Komazawa Olympic Park

The Tokyo Olympics 1964 have been a recurring theme on this blog (here and here) because they fit in so nicely with the narrative of Japan’s economic miracle and reintegration into the world community. Another architectural manifestation from the Games is the Komazawa Olympic Park in Setagaya. The author of the book’s chapter on politics and avantgarde has chosen the complex as one of the insets. I took a stroll through the park to get a feel for the place.


First off, and despite its grandeur, it’s a tad more difficult to find good information on the architecture of the various buildings. From what I can gather Masachiki Murata built the stadium (soccer) and the memorial tower (although other sources credit Kenzo Tange), Yoshinobu Ashihara the gymnasium (wrestling).

The site in Setagaya (near Komazawa-Daigaku on the Den-en-toshi Line) had initially been selected as the main Olympic venue for the eventually cancelled 1940 Games. The altered design foresaw a somewhat smaller role for this location.

To get a better overview of the complex, this aerial view from the 1960s helps:




The iconic 50-meter-tall Memorial Tower, off-limits to those hoping to get an overview of the sports complex


The soccer stadium seats more than 20,000 people and is now a mixed-use facility. The stadium is getting a paint makeover (perhaps as part of the Tokyo 2020 bid).

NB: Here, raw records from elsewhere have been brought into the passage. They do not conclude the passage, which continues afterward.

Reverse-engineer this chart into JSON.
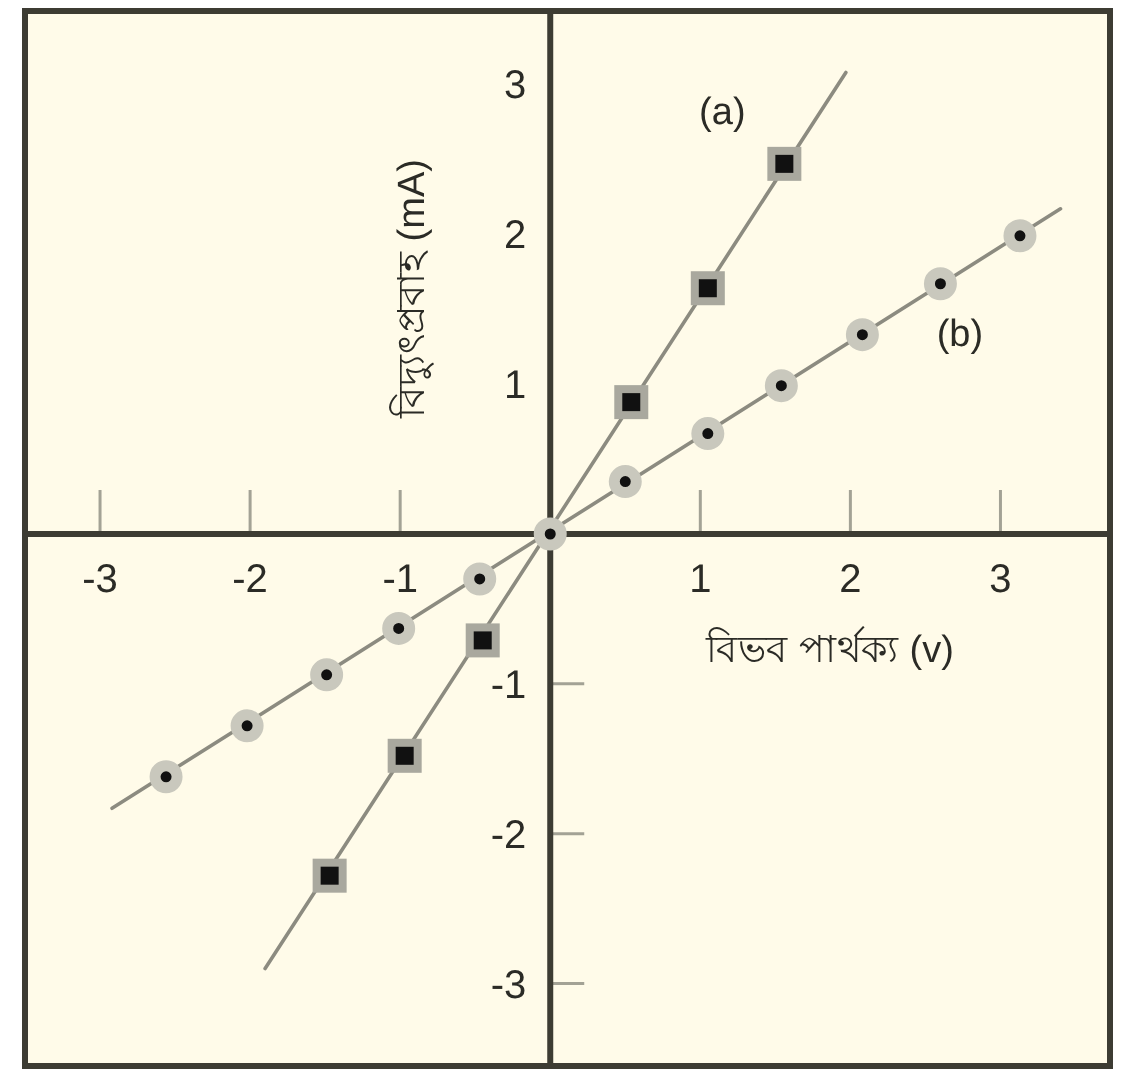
{
  "chart_data": {
    "type": "scatter",
    "xlabel": "বিভব পার্থক্য (v)",
    "ylabel": "বিদ্যুৎপ্রবাহ (mA)",
    "xlim": [
      -3.5,
      3.73
    ],
    "ylim": [
      -3.55,
      3.49
    ],
    "xticks": [
      -3,
      -2,
      -1,
      1,
      2,
      3
    ],
    "yticks": [
      -3,
      -2,
      -1,
      1,
      2,
      3
    ],
    "series": [
      {
        "type": "line",
        "marker": "none",
        "color": "#8c8b80",
        "x": [
          -1.9,
          1.97
        ],
        "values": [
          -2.9,
          3.08
        ]
      },
      {
        "name": "(a)",
        "type": "scatter",
        "marker": "square",
        "color": "#111111",
        "x": [
          -1.47,
          -0.97,
          -0.45,
          0.54,
          1.05,
          1.56
        ],
        "values": [
          -2.28,
          -1.48,
          -0.71,
          0.88,
          1.64,
          2.47
        ]
      },
      {
        "type": "line",
        "marker": "none",
        "color": "#8c8b80",
        "x": [
          -2.92,
          3.4
        ],
        "values": [
          -1.83,
          2.17
        ]
      },
      {
        "name": "(b)",
        "type": "scatter",
        "marker": "circle",
        "color": "#111111",
        "x": [
          -2.56,
          -2.02,
          -1.49,
          -1.01,
          -0.47,
          0,
          0.5,
          1.05,
          1.54,
          2.08,
          2.6,
          3.13
        ],
        "values": [
          -1.62,
          -1.28,
          -0.94,
          -0.63,
          -0.3,
          0,
          0.35,
          0.67,
          0.99,
          1.33,
          1.67,
          1.99
        ]
      }
    ]
  }
}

The indoor volleyball arena where some of the games were held. Volleyball was a new discipline in 1964. The victory of the Japanese women’s team (aka the “oriental witches”) over the Soviet Union in the finals became one of the key sporting moments of the Games. The building is in a pretty bad state and ripe for a makeover.


Today Tokyo’s inhabitants have fully embraced the park and perform their outdoor sports here regularly, the large running circle is probably among the best places for this city’s joggers.

This Olympic Committee report has fantastic photos from the Olympics as well as myriad facts about every little detail of the sporting event.